Dans tous ces contextes, j’étudie les processus de patrimonialisation en mobilisant deux niveaux d’investigation empirique :
- Le niveau des politiques publiques
- Le niveau des pratiques sociales et de leur signification pour les acteurs sociaux
Je m’appuie sur l’analyse du débat public à propos d’environnement, sur celle des pratiques professionnelles locales et internationales de scientifiques mobilisés dans les processus patrimoniaux, des personnels administratifs et des médiateurs de terrain des institutions patrimoniales, des personnels de l’ONF, ou encore des habitants. J’étudie en particulier les dispositifs participatifs dans le contexte des chartes de territoires et des plans de gestion des parcs naturels. J’analyse alors la confrontation des savoirs académiques avec les savoirs locaux (tout en posant un regard critique sur cette distinction), les représentations sociales de l’environnement, les pratiques d’éco-tourisme, les savoirs des habitants, les enjeux identitaires et culturels de la patrimonialisation, etc. Cette analyse passe par la description des jeux d’acteurs, par celle des conflits et des collaborations dans les contextes de patrimonialisation, et par la description des ressources matérielles, culturelles et discursives mobilisées dans l’action par les individus et par les groupes. Il s’agit de décrire la diversité et l’articulation des médiations, symboliques, sociales et matérielles, qui construisent les relations entre nature et culture.
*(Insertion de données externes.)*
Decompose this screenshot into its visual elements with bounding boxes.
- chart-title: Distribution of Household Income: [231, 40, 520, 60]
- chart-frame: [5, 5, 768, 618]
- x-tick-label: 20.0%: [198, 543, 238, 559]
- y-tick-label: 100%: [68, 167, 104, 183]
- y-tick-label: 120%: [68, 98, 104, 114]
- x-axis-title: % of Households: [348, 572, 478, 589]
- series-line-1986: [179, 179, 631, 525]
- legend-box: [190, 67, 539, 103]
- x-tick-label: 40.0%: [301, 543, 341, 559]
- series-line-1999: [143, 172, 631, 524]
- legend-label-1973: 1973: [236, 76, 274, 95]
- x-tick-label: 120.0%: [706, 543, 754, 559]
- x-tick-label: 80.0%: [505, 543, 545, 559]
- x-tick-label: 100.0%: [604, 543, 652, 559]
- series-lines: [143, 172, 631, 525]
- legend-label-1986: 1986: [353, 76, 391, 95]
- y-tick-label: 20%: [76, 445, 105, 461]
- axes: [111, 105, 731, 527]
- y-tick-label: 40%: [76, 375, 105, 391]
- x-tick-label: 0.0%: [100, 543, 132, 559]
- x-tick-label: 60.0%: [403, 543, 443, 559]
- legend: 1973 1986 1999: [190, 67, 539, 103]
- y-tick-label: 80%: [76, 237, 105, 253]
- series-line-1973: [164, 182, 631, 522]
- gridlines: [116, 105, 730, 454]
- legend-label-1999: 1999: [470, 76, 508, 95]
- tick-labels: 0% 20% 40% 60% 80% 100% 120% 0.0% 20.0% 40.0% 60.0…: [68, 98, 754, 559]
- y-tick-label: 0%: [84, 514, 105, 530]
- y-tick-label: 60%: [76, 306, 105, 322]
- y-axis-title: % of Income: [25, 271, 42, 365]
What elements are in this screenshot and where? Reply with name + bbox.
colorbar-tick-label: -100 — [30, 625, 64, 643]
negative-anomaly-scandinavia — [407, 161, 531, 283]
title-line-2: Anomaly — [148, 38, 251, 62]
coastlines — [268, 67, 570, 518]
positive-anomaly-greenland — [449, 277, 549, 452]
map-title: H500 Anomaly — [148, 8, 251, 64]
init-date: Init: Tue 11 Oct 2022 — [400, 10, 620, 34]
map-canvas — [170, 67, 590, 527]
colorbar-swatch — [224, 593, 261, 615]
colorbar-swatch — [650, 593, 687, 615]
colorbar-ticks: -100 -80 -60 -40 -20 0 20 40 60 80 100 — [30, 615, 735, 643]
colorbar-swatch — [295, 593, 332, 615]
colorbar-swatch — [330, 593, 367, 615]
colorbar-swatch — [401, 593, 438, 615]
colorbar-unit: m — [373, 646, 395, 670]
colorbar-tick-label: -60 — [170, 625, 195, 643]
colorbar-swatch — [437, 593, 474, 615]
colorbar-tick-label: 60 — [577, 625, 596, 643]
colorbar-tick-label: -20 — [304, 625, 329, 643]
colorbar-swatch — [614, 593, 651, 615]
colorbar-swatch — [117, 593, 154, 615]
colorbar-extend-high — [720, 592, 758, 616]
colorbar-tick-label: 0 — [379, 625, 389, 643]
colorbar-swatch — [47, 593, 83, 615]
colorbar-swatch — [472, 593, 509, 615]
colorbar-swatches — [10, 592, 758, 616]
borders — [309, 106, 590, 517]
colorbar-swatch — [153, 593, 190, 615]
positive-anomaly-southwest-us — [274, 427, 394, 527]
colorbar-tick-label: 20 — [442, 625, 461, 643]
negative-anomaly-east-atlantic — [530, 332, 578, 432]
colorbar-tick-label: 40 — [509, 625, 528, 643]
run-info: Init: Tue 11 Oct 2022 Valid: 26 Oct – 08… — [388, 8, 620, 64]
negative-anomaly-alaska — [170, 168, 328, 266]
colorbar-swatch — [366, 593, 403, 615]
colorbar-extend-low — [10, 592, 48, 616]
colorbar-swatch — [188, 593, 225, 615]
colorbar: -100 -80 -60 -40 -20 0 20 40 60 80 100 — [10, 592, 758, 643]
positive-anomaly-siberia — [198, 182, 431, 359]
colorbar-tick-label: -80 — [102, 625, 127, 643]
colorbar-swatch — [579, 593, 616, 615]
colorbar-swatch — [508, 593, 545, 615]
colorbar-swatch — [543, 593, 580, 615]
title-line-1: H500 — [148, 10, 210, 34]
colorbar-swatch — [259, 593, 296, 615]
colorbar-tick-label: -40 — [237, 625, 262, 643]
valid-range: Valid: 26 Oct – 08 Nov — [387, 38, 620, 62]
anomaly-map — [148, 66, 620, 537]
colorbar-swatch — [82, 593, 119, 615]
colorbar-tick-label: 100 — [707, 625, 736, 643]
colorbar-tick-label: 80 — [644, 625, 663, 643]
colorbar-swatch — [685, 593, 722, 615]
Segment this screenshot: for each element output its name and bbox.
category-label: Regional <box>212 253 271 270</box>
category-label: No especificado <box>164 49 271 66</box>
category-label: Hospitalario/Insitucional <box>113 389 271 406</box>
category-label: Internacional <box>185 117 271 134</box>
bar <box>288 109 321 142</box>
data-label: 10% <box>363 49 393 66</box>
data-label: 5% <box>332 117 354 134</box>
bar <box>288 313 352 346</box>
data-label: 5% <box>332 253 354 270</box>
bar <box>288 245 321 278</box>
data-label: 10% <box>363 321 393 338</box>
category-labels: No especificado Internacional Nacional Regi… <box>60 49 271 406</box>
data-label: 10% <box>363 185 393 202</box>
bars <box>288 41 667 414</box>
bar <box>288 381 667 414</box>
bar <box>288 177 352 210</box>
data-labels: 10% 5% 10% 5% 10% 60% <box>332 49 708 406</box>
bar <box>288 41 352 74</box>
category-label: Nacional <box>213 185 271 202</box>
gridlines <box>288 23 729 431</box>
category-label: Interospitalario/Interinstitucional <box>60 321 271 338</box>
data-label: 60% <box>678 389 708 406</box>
Plus récemment, j’ai commencé à travailler sur les mobilisations écologistes à partir d’un terrain ethnographique situé dans un squat d’une banlieue populaire Est parisienne. Ce type de terrain me permet de contraster avec les terrains fortement institutionnalisés des parcs naturels, tout en gardant un ancrage déterminant dans une problématique de socio-anthropologie de l’environnement.
Inspirations théoriques
Au plan théorique, je me situe à l’articulation du champ de l’ethnologie et de la sémiotique des discours. Depuis ma thèse, mes recherches se caractérisent par leur inspiration pragmatiste, qui puise aux sources du pragmatisme philosophique des origines (Charles S. Peirce) jusqu’à la sociologie pragmatique contemporaine (Francis Chateauraynaud, Daniel Cefaï, etc.). En ce qui concerne la socio-anthropologie de la nature, j’apprécie particulièrement les travaux de Tim Ingold, Eduardo Viveiros de Castro, Eduardo Kohn, Philippe Descola, etc. L’anthropologie politique de Pierre Clastres me nourrit également fortement. Pour l’analyse et la sémiotique des discours, je reste fondamentalement foucaldien : « L’archéologie des savoirs » est un de mes livres de chevet, et « La Sémiosis sociale » d’Eliséo Véron est son prolongement naturel. De ma discipline, je retiens des auteurs comme Yves Jeanneret, Emmanuel Souchier, Joëlle Le Marec, Eliséo Véron, et Jurgen Habermas, parce qu’ils ont placé haut les exigences épistémologiques et parce qu’ils n’ont pas cédé aux sirènes médiacentristes.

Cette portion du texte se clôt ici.